Page 232, line 14. Mrs. Charles Kemble, née Maria Theresa De Camp, mother of Fanny Kemble.
Page 232, line 16. Macready. The only record of any conference between Macready and Lamb is Macready's remark in his Diary that he met Lamb at Talfourd's, and Lamb said that he wished to draw his last breath through a pipe, and exhale it in a pun. But this was long after the present essay was written.
Page 232, line 17. Picture Gallery … Mr. Matthews. See note below.
Page 232, line 26. Not Diamond's. Dimond was the proprietor of the old Bath Theatre.
Page 235, first line. Mrs. Crawford. Anne Crawford (1734-1801),
née Street, who was born at Bath, married successively a Mr. Dancer,
Spranger Barry the actor, and a Mr. Crawford. Her great part was Lady
Randolph in Home's "Douglas."
* * * * *
Page 235. THE TOMBS IN THE ABBEY.
London Magazine, October, 1823, where, with slight differences, it formed the concluding portion of the "Letter of Elia to Robert Southey, Esquire," which will be found in Vol. I. The notes in that volume should be consulted; but a little may be said here. This, the less personal portion of the "Letter to Southey," seems to have been all that Lamb cared to retain. He admitted afterwards, when his anger against Southey had cooled, that his "guardian angel" had been "absent" at the time he wrote it.
The Dean of Westminster at the time was Ireland, the friend of Gifford—dean from 1815 to 1842. Lamb's protest against the two-shilling fee was supported a year or so later than its first appearance by Reynolds, in Odes and Addresses, 1825, in a sarcastic appeal to the Dean and Chapter of Westminster to reduce that sum. The passage in Lamb's essay being reprinted in 1833, suggests that the reform still tarried. The evidence, however, of J.T. Smith, in his Book for a Rainy Day, is that it was possible in 1822 to enter Poets' Corner for sixpence. Dean Stanley, in his Historical Memorials of Westminster Abbey, writes: "Free admission was given to the larger part of the Abbey under Dean Ireland. Authorised guides were first appointed in 1826, and the nave and transepts opened, and the fees lowered in 1841…."
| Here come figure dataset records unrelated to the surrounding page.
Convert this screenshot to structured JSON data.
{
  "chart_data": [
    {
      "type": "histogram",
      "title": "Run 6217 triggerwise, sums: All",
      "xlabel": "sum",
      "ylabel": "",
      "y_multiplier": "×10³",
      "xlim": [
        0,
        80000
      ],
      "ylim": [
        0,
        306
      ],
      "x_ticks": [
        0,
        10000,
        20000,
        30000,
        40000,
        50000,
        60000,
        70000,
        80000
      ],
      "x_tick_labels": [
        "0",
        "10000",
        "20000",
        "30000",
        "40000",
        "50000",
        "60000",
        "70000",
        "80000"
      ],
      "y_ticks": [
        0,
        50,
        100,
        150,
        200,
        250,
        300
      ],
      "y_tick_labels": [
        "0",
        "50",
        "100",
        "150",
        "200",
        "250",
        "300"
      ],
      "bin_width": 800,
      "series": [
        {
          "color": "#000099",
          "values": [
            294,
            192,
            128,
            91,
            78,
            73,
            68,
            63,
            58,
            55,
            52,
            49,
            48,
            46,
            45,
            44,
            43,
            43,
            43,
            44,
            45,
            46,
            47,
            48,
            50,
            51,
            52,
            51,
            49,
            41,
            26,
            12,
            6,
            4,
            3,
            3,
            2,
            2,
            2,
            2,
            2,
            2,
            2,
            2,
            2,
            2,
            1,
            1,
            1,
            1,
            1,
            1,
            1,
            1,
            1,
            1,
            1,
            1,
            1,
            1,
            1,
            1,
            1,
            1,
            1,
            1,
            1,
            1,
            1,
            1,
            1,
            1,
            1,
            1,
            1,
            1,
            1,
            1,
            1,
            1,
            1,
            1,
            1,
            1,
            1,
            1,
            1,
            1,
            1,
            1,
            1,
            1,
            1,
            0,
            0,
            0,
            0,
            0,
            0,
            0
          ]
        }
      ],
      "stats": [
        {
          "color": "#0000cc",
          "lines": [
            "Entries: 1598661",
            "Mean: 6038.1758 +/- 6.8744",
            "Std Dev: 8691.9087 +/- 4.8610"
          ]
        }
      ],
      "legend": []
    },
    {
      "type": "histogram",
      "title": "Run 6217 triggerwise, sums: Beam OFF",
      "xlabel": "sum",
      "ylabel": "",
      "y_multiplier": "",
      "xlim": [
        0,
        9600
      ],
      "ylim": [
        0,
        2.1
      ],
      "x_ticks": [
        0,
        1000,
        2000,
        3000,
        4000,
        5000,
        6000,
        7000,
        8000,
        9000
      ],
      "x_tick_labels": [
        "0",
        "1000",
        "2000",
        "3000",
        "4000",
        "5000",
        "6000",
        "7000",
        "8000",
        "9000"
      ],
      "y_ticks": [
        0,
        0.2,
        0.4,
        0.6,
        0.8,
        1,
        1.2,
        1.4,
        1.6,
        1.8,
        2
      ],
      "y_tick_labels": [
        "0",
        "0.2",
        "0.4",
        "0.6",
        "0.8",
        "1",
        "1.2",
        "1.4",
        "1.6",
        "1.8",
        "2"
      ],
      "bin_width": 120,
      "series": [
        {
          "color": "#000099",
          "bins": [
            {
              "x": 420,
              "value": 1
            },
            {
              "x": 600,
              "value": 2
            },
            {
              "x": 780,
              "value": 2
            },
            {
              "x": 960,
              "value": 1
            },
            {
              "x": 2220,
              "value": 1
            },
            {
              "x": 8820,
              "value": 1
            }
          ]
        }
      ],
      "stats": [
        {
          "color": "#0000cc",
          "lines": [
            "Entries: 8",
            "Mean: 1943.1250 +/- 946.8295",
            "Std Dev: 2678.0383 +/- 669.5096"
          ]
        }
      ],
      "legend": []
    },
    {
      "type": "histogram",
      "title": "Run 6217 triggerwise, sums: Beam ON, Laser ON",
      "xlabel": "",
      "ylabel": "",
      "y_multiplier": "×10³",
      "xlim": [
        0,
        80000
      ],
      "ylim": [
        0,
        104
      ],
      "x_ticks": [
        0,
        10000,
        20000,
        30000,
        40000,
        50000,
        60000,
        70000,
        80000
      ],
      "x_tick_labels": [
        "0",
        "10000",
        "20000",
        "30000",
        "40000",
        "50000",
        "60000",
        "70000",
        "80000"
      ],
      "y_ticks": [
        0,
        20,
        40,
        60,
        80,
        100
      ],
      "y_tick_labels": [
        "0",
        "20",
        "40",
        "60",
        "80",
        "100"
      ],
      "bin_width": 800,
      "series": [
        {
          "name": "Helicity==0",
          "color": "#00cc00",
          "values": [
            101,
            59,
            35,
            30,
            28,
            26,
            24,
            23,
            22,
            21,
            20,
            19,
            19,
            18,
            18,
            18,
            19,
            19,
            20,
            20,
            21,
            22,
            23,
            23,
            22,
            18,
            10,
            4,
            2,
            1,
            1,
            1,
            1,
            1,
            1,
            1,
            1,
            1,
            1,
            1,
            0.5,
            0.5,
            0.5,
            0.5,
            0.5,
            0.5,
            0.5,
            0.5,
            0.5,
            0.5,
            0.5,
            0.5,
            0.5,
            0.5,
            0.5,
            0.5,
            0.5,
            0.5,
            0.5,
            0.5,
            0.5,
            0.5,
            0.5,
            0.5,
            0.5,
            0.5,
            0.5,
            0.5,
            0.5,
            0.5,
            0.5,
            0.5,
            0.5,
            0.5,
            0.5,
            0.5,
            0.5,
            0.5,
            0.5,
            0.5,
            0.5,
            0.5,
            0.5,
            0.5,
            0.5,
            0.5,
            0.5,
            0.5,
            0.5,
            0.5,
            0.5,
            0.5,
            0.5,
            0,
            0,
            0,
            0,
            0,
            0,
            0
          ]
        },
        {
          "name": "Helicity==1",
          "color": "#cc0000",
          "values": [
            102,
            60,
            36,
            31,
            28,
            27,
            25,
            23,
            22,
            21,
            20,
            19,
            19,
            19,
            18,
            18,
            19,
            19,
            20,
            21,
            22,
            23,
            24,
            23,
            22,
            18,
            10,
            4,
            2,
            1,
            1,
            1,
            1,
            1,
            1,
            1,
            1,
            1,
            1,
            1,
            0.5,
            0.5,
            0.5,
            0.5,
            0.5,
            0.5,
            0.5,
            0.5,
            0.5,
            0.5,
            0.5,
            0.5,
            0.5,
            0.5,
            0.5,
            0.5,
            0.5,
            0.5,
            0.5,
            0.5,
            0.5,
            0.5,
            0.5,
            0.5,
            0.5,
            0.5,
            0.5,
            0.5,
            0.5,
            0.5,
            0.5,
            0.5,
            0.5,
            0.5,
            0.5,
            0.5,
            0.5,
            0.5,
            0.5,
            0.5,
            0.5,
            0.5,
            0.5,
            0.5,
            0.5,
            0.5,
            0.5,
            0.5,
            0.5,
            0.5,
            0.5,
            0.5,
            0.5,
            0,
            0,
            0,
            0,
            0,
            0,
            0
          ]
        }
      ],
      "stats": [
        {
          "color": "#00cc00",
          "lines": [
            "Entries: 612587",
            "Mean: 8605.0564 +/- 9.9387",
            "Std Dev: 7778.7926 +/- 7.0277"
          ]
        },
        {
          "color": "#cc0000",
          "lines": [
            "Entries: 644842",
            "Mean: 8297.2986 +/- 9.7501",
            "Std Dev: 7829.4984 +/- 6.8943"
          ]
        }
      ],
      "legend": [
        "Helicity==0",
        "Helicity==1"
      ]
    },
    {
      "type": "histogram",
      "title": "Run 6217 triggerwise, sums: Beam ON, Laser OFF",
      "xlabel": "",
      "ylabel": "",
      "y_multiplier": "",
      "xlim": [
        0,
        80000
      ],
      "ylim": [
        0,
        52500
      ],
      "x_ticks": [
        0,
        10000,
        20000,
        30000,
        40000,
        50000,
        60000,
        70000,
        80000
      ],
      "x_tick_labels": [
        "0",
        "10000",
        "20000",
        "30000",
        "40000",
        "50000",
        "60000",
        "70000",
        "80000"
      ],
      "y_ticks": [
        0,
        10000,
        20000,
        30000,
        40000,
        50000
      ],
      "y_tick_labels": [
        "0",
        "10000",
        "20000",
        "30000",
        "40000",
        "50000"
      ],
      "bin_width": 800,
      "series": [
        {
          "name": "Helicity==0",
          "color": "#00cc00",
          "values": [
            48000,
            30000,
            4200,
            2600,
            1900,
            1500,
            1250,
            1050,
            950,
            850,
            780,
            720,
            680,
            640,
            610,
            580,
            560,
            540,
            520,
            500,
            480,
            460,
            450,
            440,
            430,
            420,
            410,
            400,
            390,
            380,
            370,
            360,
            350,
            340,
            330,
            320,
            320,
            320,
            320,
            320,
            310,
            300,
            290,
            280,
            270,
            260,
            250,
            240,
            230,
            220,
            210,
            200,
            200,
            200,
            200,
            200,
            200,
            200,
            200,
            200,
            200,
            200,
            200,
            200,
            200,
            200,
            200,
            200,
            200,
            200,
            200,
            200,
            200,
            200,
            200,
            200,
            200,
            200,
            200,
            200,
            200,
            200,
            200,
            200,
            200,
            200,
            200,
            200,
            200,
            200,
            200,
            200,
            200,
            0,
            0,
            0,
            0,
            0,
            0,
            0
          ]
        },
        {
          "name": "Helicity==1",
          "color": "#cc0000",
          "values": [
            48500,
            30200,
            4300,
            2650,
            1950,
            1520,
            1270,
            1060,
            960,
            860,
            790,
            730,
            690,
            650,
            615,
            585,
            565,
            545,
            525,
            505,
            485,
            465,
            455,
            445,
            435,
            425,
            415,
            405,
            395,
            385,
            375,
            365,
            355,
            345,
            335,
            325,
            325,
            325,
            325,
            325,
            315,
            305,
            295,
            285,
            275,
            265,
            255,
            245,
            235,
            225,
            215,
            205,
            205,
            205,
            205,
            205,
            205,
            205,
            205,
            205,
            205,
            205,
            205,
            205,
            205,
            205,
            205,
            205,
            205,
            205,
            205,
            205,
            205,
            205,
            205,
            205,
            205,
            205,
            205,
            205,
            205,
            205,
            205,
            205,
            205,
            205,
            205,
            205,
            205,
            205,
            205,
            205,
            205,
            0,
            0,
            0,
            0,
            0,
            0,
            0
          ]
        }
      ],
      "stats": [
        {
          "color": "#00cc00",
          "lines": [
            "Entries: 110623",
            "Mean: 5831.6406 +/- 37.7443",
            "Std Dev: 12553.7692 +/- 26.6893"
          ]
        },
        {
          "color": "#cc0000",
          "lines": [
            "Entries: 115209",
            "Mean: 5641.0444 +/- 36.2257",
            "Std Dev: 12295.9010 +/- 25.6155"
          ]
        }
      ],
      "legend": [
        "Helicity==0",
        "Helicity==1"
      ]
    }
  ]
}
Lamb's reference to Southey and to André's monument is characteristically mischievous. He is reminding Southey of his early sympathy with rebels—his "Wat Tyler" and pantisocratic days. Major John André, Sir Henry Clinton's adjutant-general, was caught returning from an interview with an American traitor—a perfectly honourable proceeding in warfare—and was hanged by Washington as a spy in 1780. No blame attached either to judge or victim. André's remains were reburied in the Abbey in 1821. Lamb speaks of injury to André's figure in the monument, but the usual thing was for the figure of Washington to be attacked. Its head has had to be renewed more than once. Minor thefts have also been committed. According to Mrs. Gordon's Life of Dean Buckland, one piece of vandalism at any rate was the work of an American, who returned to the dean two heads which he had appropriated as relics.